Mais comprendre le lien entre telle exposition et la mission pastorale, avoir été plus associée aux choix en amont, rencontrer les artistes, entrer en résonance avec leur quête, voilà ce qui relierait la communauté à ces expositions qu’elle aimerait spontanément ou apprendrait à apprécier, et lui  permettrait de bien mieux accueillir les visiteurs  et faciliterait « l’annonce ».

7 Les nouvelles solidarités
Ces actions sont nombreuses et diverses. Faut-il privilégier leur originalité qui correspond souvent à des besoins précis, ou plutôt travailler avec des associations, organisations non gouvernementales (la Cimade, le CCFD, etc.) ?Il ne suffit pas de donner de l’argent, c’est pourquoi on développe des liens en créant des projets solidaires et réciproques (chants dans l’église le vendredi après-midi pour les passants, concert annuel de collégiens de quartiers défavorisés, etc.).
Ce souci doit être transversal à Saint-Merry

8 Célébrations :
Agir et accueillir y sont quasiment confondus. Il faut donc sortir du piège de l’entre soi, s’ouvrir aux gens périphériques, solliciter et donner la parole aux laïcs, aux femmes, à plus de personnes venant de l’extérieur, y compris des artistes et des créateurs.
Lutter contre la césure entre la vie et les célébrations : les enrichir au niveau du corps  (gestes), de nos préoccupations  (témoignages),  du style et du contenu  (la vie et la Bonne nouvelle avant la théologie et la morale). Bref, faire que l’église soit davantage dans la vie.

Nous avons entendu ensuite Elena Lasida, professeur à la Faculté des Sciences sociales et économiques de l’Institut Catholique de Paris, nous  partager sa vision globale du monde contemporain ( cliquer ici  pour le texte intégral 7). Notre vécu change en matière de temps  (nous sommes dans l’immédiateté due aux techniques d’information et de communication),  d’espace (notre corps se situe autrement sur la Terre mais aussi biologiquement et génétiquement)  et d’écologie (nous vivons autrement la gestion des ressources naturelles et les modèles de développement).
Le monde se construit et se reconstruit : quels sont donc les défis que nous avons à relever ?
Se laisser accueillir par la personne qu’on accueille et donc penser l’accueil en termes de réciprocité ; porter une bonne nouvelle, mais aussi reconnaître la bonne nouvelle portée par les autres ; compter dans les résultats de l’action également le type de relation tissée.
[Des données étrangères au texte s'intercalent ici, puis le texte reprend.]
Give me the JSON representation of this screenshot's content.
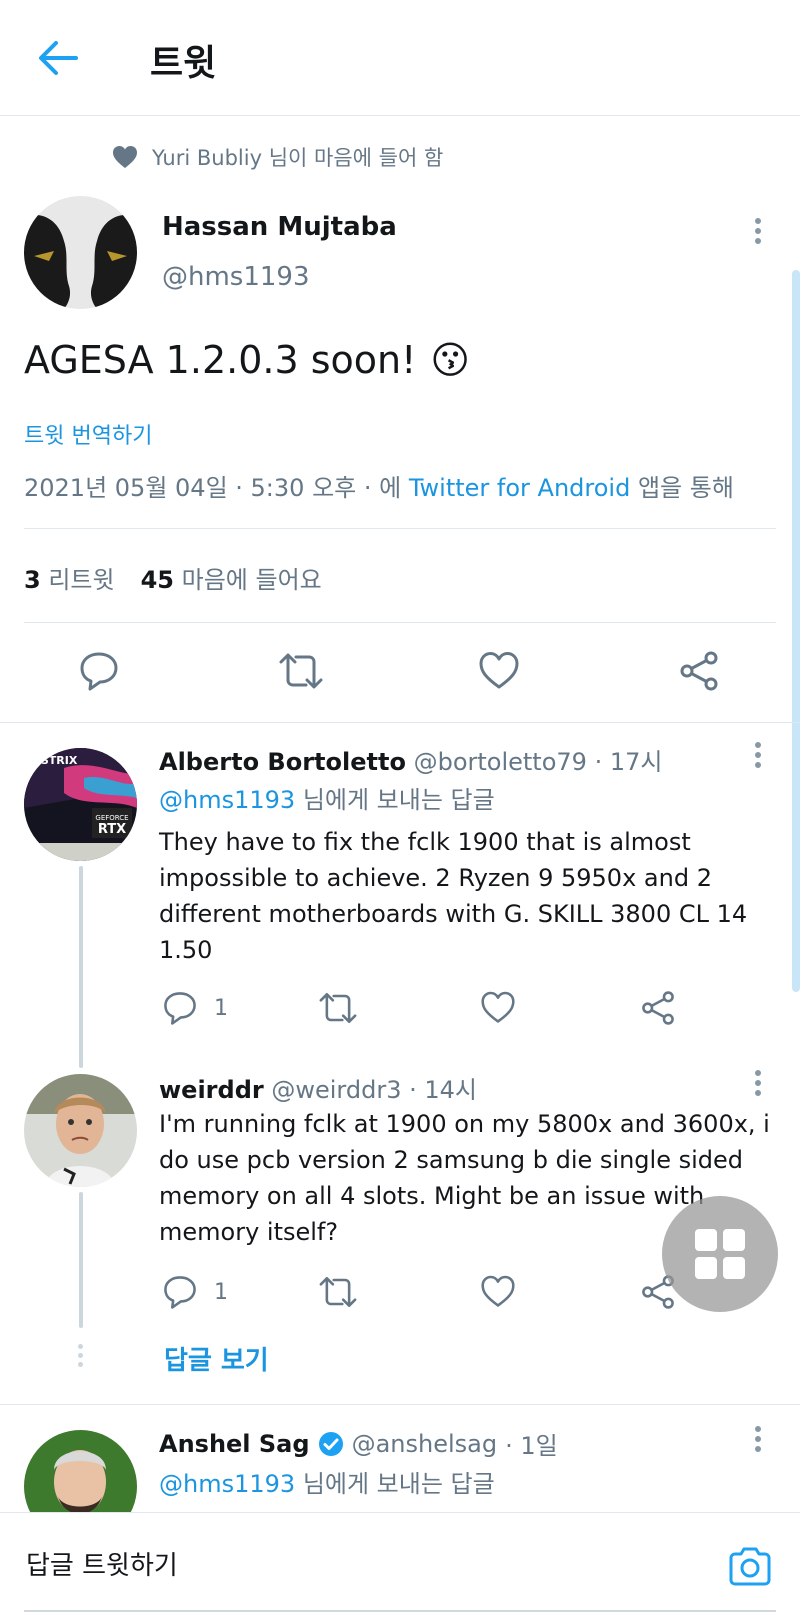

Les grandes crises du vivre ensemble : les NTIC en lien avec la crise financière, la financiarisation et la mondialisation, la crise migratoire, la concurrence  à outrance, le repli identitaire ; la révolution biologique en lien avec les questions de bioéthique et la réévaluation des rapports entre sexes ; la crise écologique en lien avec notre manière de consommer et de produire, de nous déplacer et d’habiter l’espace… bref notre manière de vivre ensemble.
Comme toute crise, ces crises ont réveillé notre conscience et ont suscité des initiatives : économie sociale et solidaire, et richesse et intérêt des relations ; valeur retrouvée du corps et du langage symbolique et affectif ;  réappropriation de notre “ maison commune”, partage, sobriété heureuse…
En conclusion, c’est une nouvelle “terre promise” vers laquelle marcher.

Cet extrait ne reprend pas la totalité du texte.